Development of an innovative methodology of antivenomics approach, combining the use of magnetic beads and mass spectrometry.

Snakebite is classified as a Category A neglected tropical disease by the WHO, as it causes the
death of about 150,000 people every year, mostly in rural and poor areas of the world. Snake
envenoming is classically treated by injecting antivenom, which is antitoxin antibodies (Igs)
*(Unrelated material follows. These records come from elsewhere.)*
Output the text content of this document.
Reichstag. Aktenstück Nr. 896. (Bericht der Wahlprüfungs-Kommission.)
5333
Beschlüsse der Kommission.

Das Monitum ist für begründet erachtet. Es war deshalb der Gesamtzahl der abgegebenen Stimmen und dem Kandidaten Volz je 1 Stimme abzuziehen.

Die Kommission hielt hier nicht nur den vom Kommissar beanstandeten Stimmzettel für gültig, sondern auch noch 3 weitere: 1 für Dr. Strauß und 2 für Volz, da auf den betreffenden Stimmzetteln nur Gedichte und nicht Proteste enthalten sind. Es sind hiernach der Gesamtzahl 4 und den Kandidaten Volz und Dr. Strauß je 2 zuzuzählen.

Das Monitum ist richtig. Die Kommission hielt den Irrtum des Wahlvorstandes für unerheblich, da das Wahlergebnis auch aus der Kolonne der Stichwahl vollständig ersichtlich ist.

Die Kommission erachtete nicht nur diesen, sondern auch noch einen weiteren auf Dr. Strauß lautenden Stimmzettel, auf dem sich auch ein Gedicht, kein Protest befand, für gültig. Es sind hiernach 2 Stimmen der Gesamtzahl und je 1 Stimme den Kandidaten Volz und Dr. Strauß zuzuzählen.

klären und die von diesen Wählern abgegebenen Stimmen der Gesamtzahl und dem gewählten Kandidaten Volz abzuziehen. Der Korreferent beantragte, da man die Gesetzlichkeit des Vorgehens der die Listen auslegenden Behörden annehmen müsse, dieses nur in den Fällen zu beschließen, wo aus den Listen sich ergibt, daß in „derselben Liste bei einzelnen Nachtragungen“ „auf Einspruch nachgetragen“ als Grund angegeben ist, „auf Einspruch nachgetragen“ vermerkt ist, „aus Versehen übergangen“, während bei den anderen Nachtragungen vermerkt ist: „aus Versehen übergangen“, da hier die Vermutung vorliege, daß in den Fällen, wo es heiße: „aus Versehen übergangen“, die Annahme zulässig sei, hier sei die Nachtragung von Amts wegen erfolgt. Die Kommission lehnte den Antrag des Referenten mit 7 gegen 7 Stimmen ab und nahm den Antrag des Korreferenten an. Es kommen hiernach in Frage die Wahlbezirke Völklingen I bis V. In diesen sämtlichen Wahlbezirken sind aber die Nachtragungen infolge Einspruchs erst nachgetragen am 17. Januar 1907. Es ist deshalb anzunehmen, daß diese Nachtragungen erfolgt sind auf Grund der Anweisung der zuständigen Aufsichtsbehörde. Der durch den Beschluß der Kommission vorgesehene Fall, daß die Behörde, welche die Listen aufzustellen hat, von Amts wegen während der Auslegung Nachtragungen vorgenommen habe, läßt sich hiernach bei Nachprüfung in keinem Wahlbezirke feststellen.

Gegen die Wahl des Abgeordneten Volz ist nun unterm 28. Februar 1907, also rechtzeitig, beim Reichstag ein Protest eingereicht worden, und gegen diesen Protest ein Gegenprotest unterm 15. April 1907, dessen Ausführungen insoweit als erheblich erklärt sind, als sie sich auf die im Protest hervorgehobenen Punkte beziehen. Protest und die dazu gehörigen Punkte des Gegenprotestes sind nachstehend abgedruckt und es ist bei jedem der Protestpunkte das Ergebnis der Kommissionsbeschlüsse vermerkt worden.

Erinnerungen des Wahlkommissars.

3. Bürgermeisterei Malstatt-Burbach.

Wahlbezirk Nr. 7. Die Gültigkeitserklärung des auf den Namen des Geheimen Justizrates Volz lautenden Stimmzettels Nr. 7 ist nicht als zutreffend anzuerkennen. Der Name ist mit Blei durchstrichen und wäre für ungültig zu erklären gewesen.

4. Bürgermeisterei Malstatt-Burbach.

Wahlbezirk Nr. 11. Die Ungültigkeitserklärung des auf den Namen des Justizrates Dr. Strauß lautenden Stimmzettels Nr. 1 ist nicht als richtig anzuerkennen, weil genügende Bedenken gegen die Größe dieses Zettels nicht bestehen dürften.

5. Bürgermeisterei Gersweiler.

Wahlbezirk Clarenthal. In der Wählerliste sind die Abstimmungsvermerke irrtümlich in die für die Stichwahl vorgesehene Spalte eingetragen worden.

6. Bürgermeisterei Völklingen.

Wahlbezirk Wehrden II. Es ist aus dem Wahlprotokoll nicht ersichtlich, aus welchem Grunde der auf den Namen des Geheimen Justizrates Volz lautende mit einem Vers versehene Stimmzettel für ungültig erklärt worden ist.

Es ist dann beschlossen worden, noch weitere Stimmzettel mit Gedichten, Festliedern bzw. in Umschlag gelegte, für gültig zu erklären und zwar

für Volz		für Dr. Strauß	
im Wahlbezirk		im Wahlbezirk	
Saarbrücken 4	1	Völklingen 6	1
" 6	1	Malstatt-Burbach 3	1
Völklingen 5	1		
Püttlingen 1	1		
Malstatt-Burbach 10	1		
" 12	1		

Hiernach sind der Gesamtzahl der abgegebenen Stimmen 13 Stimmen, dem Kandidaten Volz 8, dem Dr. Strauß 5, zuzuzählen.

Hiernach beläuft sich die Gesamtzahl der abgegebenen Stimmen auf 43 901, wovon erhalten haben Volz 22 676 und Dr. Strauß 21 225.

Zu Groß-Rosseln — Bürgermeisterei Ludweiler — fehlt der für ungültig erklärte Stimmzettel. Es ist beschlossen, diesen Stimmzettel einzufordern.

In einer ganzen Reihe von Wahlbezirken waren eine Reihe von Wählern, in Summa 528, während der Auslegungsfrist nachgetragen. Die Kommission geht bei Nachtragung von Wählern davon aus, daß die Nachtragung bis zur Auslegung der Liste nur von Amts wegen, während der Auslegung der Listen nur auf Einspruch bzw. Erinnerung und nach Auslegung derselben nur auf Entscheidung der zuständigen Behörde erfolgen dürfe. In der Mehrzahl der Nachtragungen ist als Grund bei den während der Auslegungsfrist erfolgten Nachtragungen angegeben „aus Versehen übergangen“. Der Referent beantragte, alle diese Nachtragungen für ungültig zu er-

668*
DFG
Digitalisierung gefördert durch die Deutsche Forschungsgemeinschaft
collected from immunized animals. However, these treatments may induce immunological
reactions including severe adverse reaction to the patient. Moreover, venom compositions
strongly differ from species, gender and habitat, explaining why providing broadly effective
antivenoms is a real challenge. In this context, quantitatively evaluating the toxin-binding
capability of any antivenom is crucial to improve the production of effective snakebite
therapeutics. In this study, we propose an alternative methodology for the so-called
“antivenomics” methodology. Indeed, affinity columns coupled to mass spectrometry have
been demonstrated performant, but their preparation and their lifetime represent constraints
to the throughput of antivenom evaluation. In this work, we exploit the potential of magnetic
beads, LC-MS and shotgun proteomics mass spectrometry to speed up antivenom efficacy
characterization. The antivenom Igs are bound to magnetic beads, before being incubated in
the presence of various venoms. Comparative MS analysis of the toxins remaining in
suspension (not recognized by Ig) and those remaining on the beads (recognized by Ig) allows
the binding selectivity of the antivenom to be determined. The strategy is demonstrated here
with venom from the medically important African viper, Echis ocellatus.